Help in performing convolution

It's super easy (though a little abstact) to prove using the convolution theorem.
[tex] F\{a \ast b \} = F\{a\} \cdot F\{b\}[/tex]
The Fourier transform of cosine gives you the sum of two delta peaks at [itex]-\omega_0[/itex] and at [itex]\omega_0[/itex]. The Fourier transform of 1/x gives you a sgn-function. You multiply those two together and you get the difference of the delta peaks. You inverse Fourier transform that and you get the sine.

You might as well compute the convolution directly, but I'm still thinking about how to carry out the integration.

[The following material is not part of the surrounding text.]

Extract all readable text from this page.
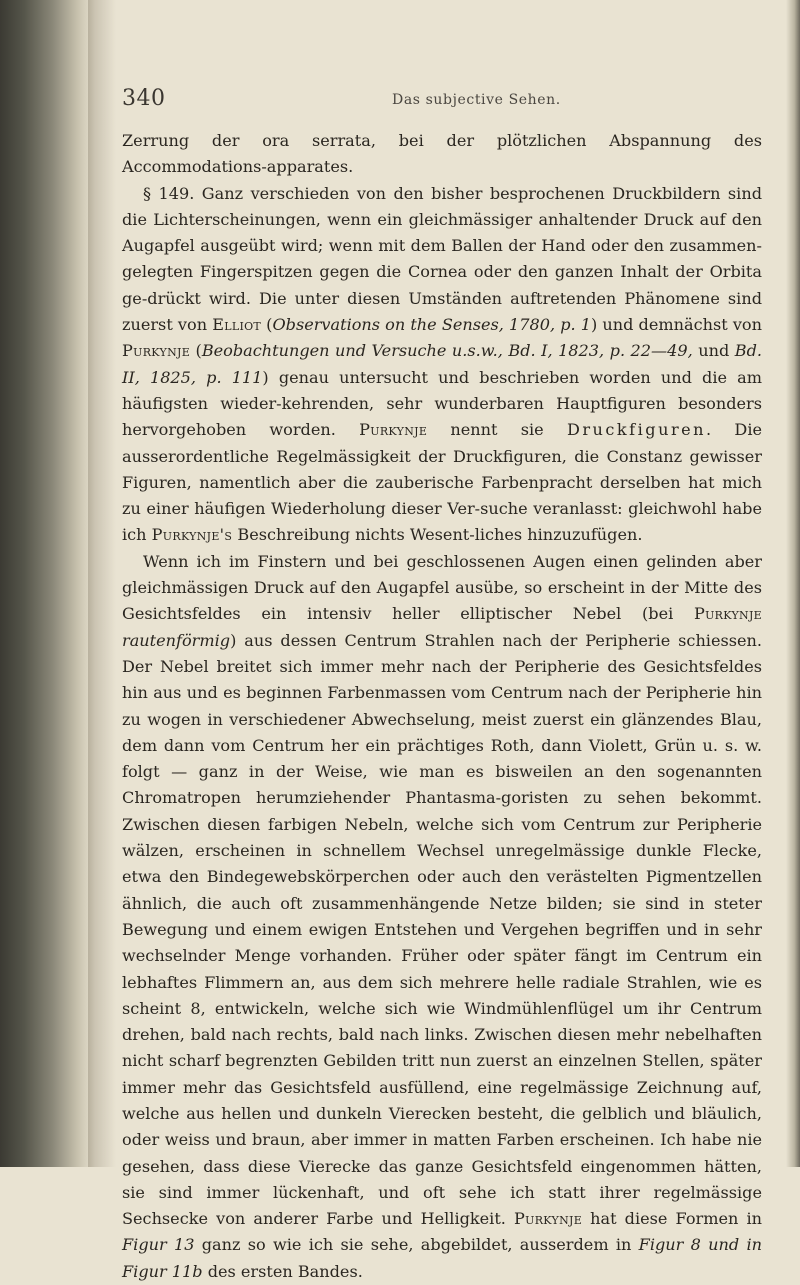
340	Das subjective Sehen.

Zerrung der ora serrata, bei der plötzlichen Abspannung des Accommodations-apparates.

§ 149. Ganz verschieden von den bisher besprochenen Druckbildern sind die Lichterscheinungen, wenn ein gleichmässiger anhaltender Druck auf den Augapfel ausgeübt wird; wenn mit dem Ballen der Hand oder den zusammen-gelegten Fingerspitzen gegen die Cornea oder den ganzen Inhalt der Orbita ge-drückt wird. Die unter diesen Umständen auftretenden Phänomene sind zuerst von Elliot (Observations on the Senses, 1780, p. 1) und demnächst von Purkynje (Beobachtungen und Versuche u.s.w., Bd. I, 1823, p. 22—49, und Bd. II, 1825, p. 111) genau untersucht und beschrieben worden und die am häufigsten wieder-kehrenden, sehr wunderbaren Hauptfiguren besonders hervorgehoben worden. Purkynje nennt sie Druckfiguren. Die ausserordentliche Regelmässigkeit der Druckfiguren, die Constanz gewisser Figuren, namentlich aber die zauberische Farbenpracht derselben hat mich zu einer häufigen Wiederholung dieser Ver-suche veranlasst: gleichwohl habe ich Purkynje's Beschreibung nichts Wesent-liches hinzuzufügen.

Wenn ich im Finstern und bei geschlossenen Augen einen gelinden aber gleichmässigen Druck auf den Augapfel ausübe, so erscheint in der Mitte des Gesichtsfeldes ein intensiv heller elliptischer Nebel (bei Purkynje rautenförmig) aus dessen Centrum Strahlen nach der Peripherie schiessen. Der Nebel breitet sich immer mehr nach der Peripherie des Gesichtsfeldes hin aus und es beginnen Farbenmassen vom Centrum nach der Peripherie hin zu wogen in verschiedener Abwechselung, meist zuerst ein glänzendes Blau, dem dann vom Centrum her ein prächtiges Roth, dann Violett, Grün u. s. w. folgt — ganz in der Weise, wie man es bisweilen an den sogenannten Chromatropen herumziehender Phantasma-goristen zu sehen bekommt. Zwischen diesen farbigen Nebeln, welche sich vom Centrum zur Peripherie wälzen, erscheinen in schnellem Wechsel unregelmässige dunkle Flecke, etwa den Bindegewebskörperchen oder auch den verästelten Pigmentzellen ähnlich, die auch oft zusammenhängende Netze bilden; sie sind in steter Bewegung und einem ewigen Entstehen und Vergehen begriffen und in sehr wechselnder Menge vorhanden. Früher oder später fängt im Centrum ein lebhaftes Flimmern an, aus dem sich mehrere helle radiale Strahlen, wie es scheint 8, entwickeln, welche sich wie Windmühlenflügel um ihr Centrum drehen, bald nach rechts, bald nach links. Zwischen diesen mehr nebelhaften nicht scharf begrenzten Gebilden tritt nun zuerst an einzelnen Stellen, später immer mehr das Gesichtsfeld ausfüllend, eine regelmässige Zeichnung auf, welche aus hellen und dunkeln Vierecken besteht, die gelblich und bläulich, oder weiss und braun, aber immer in matten Farben erscheinen. Ich habe nie gesehen, dass diese Vierecke das ganze Gesichtsfeld eingenommen hätten, sie sind immer lückenhaft, und oft sehe ich statt ihrer regelmässige Sechsecke von anderer Farbe und Helligkeit. Purkynje hat diese Formen in Figur 13 ganz so wie ich sie sehe, abgebildet, ausserdem in Figur 8 und in Figur 11b des ersten Bandes.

If you want a rational argument, keep in mind that the convolution measures the two signals correlation where the argument of the convoluted function is the phase difference of your two input functions.

 

Okay, the sign is pretty simple. You know that the delta function is zero except for one certain point, right? So there is actually a very simple relation.
[tex] \delta(x-x_0) sgn(x) = \delta(x-x_0), x_0>0[/tex]
[tex] \delta(x-x_0) sgn(x) = -\delta(x-x_0), x_0<0[/tex]
I think you can figure that out by yourself.
About the factors... I'll look into it and come back to you, okay?
Btw: I think I figured out a way to do the convolution integral directly through contour integration. Do you wanna know that or are you happy with the convolution theorem?

 

It looks like they missed a factor in the exercise sheet.